Highlights:
- India has made a “final” trade offer to the US to seek removal of additional tariffs.
- Tariff concessions include almonds, walnuts, apples and industrial goods.
- Exporters are absorbing higher duties to retain US customers despite lower profits.
- The US has excluded India from the Pax Silica critical minerals and AI supply chain initiative.
- Pax Silica includes US allies such as Japan, the UK, Australia and the UAE.
India has put forward what it describes as a 'final' trade offer to the United States in an effort to roll back retaliatory tariffs imposed by the Trump administration, even as broader economic ties face new strains following India's exclusion from a US-led strategic supply chain initiative known as Pax Silica.
According to The Hindu, the Indian government has offered significant tariff concessions under a proposed Bilateral Trade Agreement, including the immediate removal of duties on imports of almonds, walnuts, apples, and select industrial goods. The move is aimed at persuading Washington to lift additional tariffs of up to 25 per cent imposed on Indian exports due to New Delhi’s continued purchase of Russian oil.

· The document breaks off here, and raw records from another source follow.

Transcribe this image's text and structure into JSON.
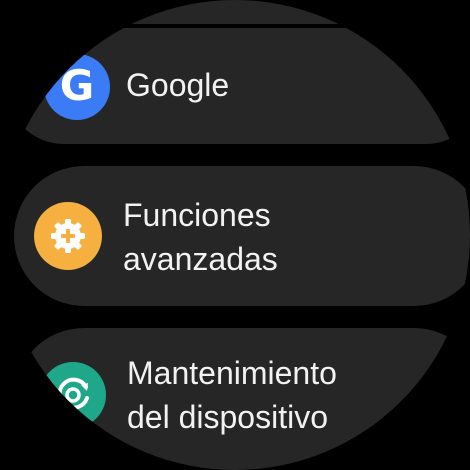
{
  "menu": {
    "items": [
      {
        "label": "Google",
        "icon": "google-g-icon",
        "icon_color": "#3b7bf6"
      },
      {
        "label_line1": "Funciones",
        "label_line2": "avanzadas",
        "icon": "gear-plus-icon",
        "icon_color": "#f5b040"
      },
      {
        "label_line1": "Mantenimiento",
        "label_line2": "del dispositivo",
        "icon": "device-care-icon",
        "icon_color": "#1fa789"
      }
    ]
  },
  "colors": {
    "background": "#000000",
    "row_background": "#262626",
    "text": "#f2f2f2"
  }
}
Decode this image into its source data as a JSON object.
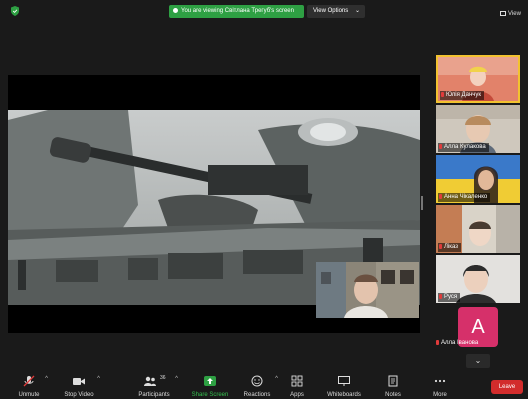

"India has offered the US team a revised deal. This is the final offer that India can make,” an anonymous Union government official was quoted as saying. The official added that New Delhi’s primary objective was to remove the additional levies, noting that exporters were particularly affected by higher duties. “Indian exporters have told the government that they can deal with 25 per cent tariffs since the lowest global tariff is 19 per cent, but 50 per cent tariffs are hurting,” the official said.
Indian exporters are currently absorbing higher costs to retain access to the US market, despite shrinking profit margins. A second official told the newspaper that exporters viewed this as preferable to losing American customers altogether and having to rebuild market access later. According to this official, “the two teams of negotiators have broadly done what they can; the ball is in Trump’s court to accept the deal or not.”
US Trade Representative Rick Switzer visited New Delhi for two days, ending on December 12, though Union Commerce Minister Piyush Goyal stated that the visit was not directly linked to the ongoing trade negotiations. Meanwhile, US Trade Representative Jamieson Greer told the US Senate Appropriations Committee that the proposals recently put forward by India were the “best we’ve ever received as a country”.
Despite these developments, India has also been dealt a setback on the strategic front. While trade talks remain unresolved, the US has left India out of Pax Silica, a new initiative aimed at building secure supply chains for critical minerals, energy inputs, and advanced technologies that underpin artificial intelligence.
According to a US State Department statement, the inaugural Pax Silica summit will bring together Japan, South Korea, the Netherlands, the United Kingdom, Israel, the United Arab Emirates, and Australia. “Together, these countries are home to the most important companies and investors powering the global AI supply chain,” the statement said.
The initiative seeks to reduce overdependence on coercive suppliers and safeguard materials critical to AI and advanced technology development. “Rooted in deep cooperation with trusted allies, Pax Silica aims to reduce coercive dependencies, protect the materials and capabilities foundational to artificial intelligence, and ensure aligned nations can develop and deploy transformative technologies at scale,” the department noted.
Participating countries have committed to joint projects addressing vulnerabilities in AI-related supply chains, including critical minerals, semiconductor design and fabrication, logistics, computing infrastructure, and energy grids. New joint ventures are also expected to focus on trusted technology ecosystems such as ICT systems, fibre-optic networks, data centres, and foundational AI models.